In general, the results obtained using multivariate statistical analysis are consistent with that obtained using the calculation of pollution indices. Sediments in rivers in the same statistical grouping appear to indicate the same source of pollution and a similar degree of contamination. The applied methods can classify sediments in the whole investigated region according to the degree of pollution and to identify the main sources of toxic elements. The combined application of PCA and pollution indices can effectively identify the comprehensive and single pollution levels of elements in sediments, thus important to the extent determination of heavy metals pollution around the world.

Conclusion

The impact of trace element pollution on the quality of the river sediments in Serbia was evaluated using CF, EF, Igeo, Er, RI, PLI, CPI, mCd, and TU. The source identification carried out using multivariate analyses (PCA and CA) shows that (1) Fe, V, Mn, Co and Cr are derived from lithogenic and anthropogenic sources, (2) Pb, Zn, Cd, As and Ni are mainly derived from anthropogenic sources, and (3) Cu is derived from anthropogenic sources, most significantly from metallic wastewater discharges.
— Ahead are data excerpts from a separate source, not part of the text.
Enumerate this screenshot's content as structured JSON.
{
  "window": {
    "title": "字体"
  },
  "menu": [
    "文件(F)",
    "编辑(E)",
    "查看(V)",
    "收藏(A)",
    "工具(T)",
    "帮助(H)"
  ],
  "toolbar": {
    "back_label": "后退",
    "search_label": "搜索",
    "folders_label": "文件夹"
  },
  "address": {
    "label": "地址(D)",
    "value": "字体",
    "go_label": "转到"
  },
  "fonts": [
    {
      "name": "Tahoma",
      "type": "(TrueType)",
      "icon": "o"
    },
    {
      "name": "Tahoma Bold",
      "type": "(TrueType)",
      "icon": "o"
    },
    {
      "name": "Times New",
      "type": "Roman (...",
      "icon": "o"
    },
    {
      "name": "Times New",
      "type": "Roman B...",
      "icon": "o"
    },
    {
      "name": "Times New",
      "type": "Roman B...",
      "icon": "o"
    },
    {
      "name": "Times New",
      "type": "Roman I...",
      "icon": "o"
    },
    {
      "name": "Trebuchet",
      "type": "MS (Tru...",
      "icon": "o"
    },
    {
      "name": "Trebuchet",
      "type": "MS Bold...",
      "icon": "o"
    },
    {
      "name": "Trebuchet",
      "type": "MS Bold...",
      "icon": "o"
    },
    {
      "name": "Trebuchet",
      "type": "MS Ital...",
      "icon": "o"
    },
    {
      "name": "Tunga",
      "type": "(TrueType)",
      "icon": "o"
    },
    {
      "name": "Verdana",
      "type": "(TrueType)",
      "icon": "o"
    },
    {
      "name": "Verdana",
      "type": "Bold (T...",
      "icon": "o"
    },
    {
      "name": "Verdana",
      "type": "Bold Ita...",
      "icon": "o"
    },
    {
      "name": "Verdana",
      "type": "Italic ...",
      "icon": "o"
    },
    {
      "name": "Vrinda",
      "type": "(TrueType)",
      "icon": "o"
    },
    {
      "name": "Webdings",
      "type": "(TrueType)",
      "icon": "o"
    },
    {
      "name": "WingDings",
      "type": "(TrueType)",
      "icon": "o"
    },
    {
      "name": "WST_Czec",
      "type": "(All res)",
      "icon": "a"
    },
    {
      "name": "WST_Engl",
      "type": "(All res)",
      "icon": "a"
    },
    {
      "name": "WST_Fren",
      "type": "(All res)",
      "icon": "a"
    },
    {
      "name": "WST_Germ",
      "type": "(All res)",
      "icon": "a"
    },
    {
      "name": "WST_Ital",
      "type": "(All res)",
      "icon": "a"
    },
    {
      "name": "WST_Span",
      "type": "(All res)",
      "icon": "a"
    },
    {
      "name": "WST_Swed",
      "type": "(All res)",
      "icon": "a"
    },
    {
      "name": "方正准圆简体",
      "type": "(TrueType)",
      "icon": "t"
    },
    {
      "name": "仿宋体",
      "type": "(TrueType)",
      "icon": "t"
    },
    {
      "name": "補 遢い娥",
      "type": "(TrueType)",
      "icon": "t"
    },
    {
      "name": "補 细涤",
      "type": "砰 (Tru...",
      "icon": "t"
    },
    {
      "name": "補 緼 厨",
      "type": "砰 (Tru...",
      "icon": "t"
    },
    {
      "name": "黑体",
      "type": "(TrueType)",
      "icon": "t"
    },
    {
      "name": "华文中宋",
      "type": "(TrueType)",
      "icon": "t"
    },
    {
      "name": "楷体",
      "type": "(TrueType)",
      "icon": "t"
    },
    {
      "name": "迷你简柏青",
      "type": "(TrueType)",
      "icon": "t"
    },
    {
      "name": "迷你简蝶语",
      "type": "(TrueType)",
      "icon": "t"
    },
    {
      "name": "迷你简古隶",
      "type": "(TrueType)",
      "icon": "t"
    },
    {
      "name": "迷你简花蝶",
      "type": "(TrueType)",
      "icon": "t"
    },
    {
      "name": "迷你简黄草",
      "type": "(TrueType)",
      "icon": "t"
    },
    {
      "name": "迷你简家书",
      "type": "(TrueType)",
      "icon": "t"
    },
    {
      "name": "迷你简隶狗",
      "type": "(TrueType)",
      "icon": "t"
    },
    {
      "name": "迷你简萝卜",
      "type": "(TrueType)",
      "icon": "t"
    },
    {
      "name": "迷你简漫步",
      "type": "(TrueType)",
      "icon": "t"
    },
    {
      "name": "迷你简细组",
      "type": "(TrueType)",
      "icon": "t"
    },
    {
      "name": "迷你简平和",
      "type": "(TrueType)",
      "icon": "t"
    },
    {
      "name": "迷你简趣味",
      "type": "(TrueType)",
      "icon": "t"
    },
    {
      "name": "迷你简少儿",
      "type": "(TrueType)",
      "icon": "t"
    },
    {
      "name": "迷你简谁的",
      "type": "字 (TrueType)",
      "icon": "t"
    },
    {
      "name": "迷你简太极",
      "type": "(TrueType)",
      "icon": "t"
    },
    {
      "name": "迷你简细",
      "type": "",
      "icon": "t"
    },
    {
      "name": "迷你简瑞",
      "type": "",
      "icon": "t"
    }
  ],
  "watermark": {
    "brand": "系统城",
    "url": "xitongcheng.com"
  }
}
Contamination was observed in the studied elements, most of all with Zn, Cu and Cd. Cd and Cu present a higher ecological risk than any other element because of their higher toxicity coefficient. The potential Er varied amongst the studied elements in the sediments as well as in the different areas. The values of the PLI and mCd suggest that the degree of contamination ranges from low to very high. The highest values of the pollution indices suggest a significant contribution of elements from anthropogenic sources in the river sediments from the Ibar, Pek, West Morava and Great Morava. Significant pollution indexes are also observed in the Tisa and Sava rivers. Pollution of these rivers is mainly caused by permanent and accidental pollution from industrial plants and mines that are located in the basins of these rivers. Significant influences are evident from mining complexes (mainly in Trepca and Majdanpek) on river contamination with toxic trace elements.

The above results confirmed the existence of pollution with trace elements in the studied river sediments. The calculated pollution indices and the appliance of statistical methods are recognised as useful for improving ecological risk assessment and the management of trace elements in sediments. A future fractionation sediment study is recommended to determine the proportion of the total metal pool that might be bioavailable.